New York: Iran did shut down its nuclear weapons program in 2003 but restarted it a year later, dispersing the equipment to thwart international inspectors, an overseas Iranian opposition group told the Wall Street Journal.

The group, the National Council of Resistance of Iran (NCRI), exposed the country's nuclear-fuel programme in 2002 and now believes a recent US analysis is giving the wrong impression that Iran's nuclear programme is not an urgent threat, the newspaper reported on Tuesday.

The group  said the facility was broken into 11 fields of research, including projects to develop a nuclear trigger and shape weapons-grade uranium into a warhead, the paper said.

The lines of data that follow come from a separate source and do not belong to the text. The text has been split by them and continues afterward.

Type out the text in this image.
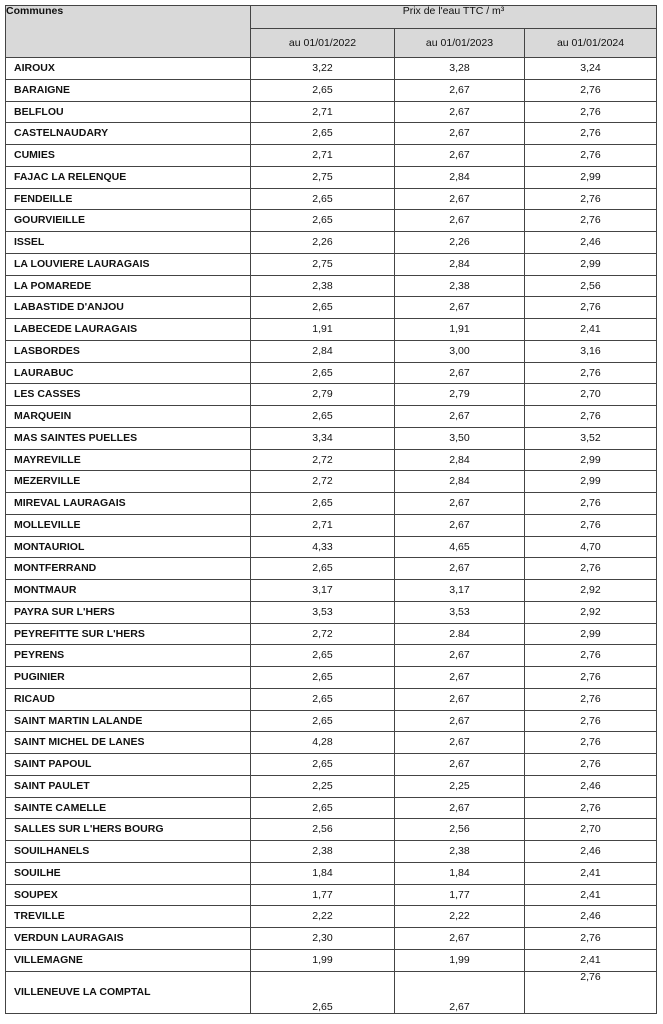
Communes	Prix de l'eau TTC / m³		
	au 01/01/2022	au 01/01/2023	au 01/01/2024
AIROUX	3,22	3,28	3,24
BARAIGNE	2,65	2,67	2,76
BELFLOU	2,71	2,67	2,76
CASTELNAUDARY	2,65	2,67	2,76
CUMIES	2,71	2,67	2,76
FAJAC LA RELENQUE	2,75	2,84	2,99
FENDEILLE	2,65	2,67	2,76
GOURVIEILLE	2,65	2,67	2,76
ISSEL	2,26	2,26	2,46
LA LOUVIERE LAURAGAIS	2,75	2,84	2,99
LA POMAREDE	2,38	2,38	2,56
LABASTIDE D'ANJOU	2,65	2,67	2,76
LABECEDE LAURAGAIS	1,91	1,91	2,41
LASBORDES	2,84	3,00	3,16
LAURABUC	2,65	2,67	2,76
LES CASSES	2,79	2,79	2,70
MARQUEIN	2,65	2,67	2,76
MAS SAINTES PUELLES	3,34	3,50	3,52
MAYREVILLE	2,72	2,84	2,99
MEZERVILLE	2,72	2,84	2,99
MIREVAL LAURAGAIS	2,65	2,67	2,76
MOLLEVILLE	2,71	2,67	2,76
MONTAURIOL	4,33	4,65	4,70
MONTFERRAND	2,65	2,67	2,76
MONTMAUR	3,17	3,17	2,92
PAYRA SUR L'HERS	3,53	3,53	2,92
PEYREFITTE SUR L'HERS	2,72	2.84	2,99
PEYRENS	2,65	2,67	2,76
PUGINIER	2,65	2,67	2,76
RICAUD	2,65	2,67	2,76
SAINT MARTIN LALANDE	2,65	2,67	2,76
SAINT MICHEL DE LANES	4,28	2,67	2,76
SAINT PAPOUL	2,65	2,67	2,76
SAINT PAULET	2,25	2,25	2,46
SAINTE CAMELLE	2,65	2,67	2,76
SALLES SUR L'HERS BOURG	2,56	2,56	2,70
SOUILHANELS	2,38	2,38	2,46
SOUILHE	1,84	1,84	2,41
SOUPEX	1,77	1,77	2,41
TREVILLE	2,22	2,22	2,46
VERDUN LAURAGAIS	2,30	2,67	2,76
VILLEMAGNE	1,99	1,99	2,41
VILLENEUVE LA COMPTAL	2,65	2,67	2,76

"They scattered the weaponisation program to other locations and restarted in 2004," Mohammad Mohaddessin, the NCRI's foreign affairs chief, told the Journal.

The US National Intelligence Estimate published last week said Iran's weapons programme was frozen in 2003, contradicting an earlier report that the Islamic Republic was determined to build a nuclear bomb.

Israeli Prime Minister Ehud Olmert disagreed, saying Israel believes Iran will have the resources to create a nuclear weapon by 2010. But the estimate dampened any enthusiasm among Russia and China for more UN sanctions against Iran.

The NCRI is listed by the United States as a terrorist organisation, and its armed wing is seen as a terrorist group by the European Union. The NCRI has had a mixed record of accuracy with its nuclear claims about Iran, the Journal said.

The NCRI does agree that Iran's Supreme National Security Council decided to shut down its most important nuclear weapons research centre in eastern Tehran, called Lavisan-Shian, in August 2003, the Journal said.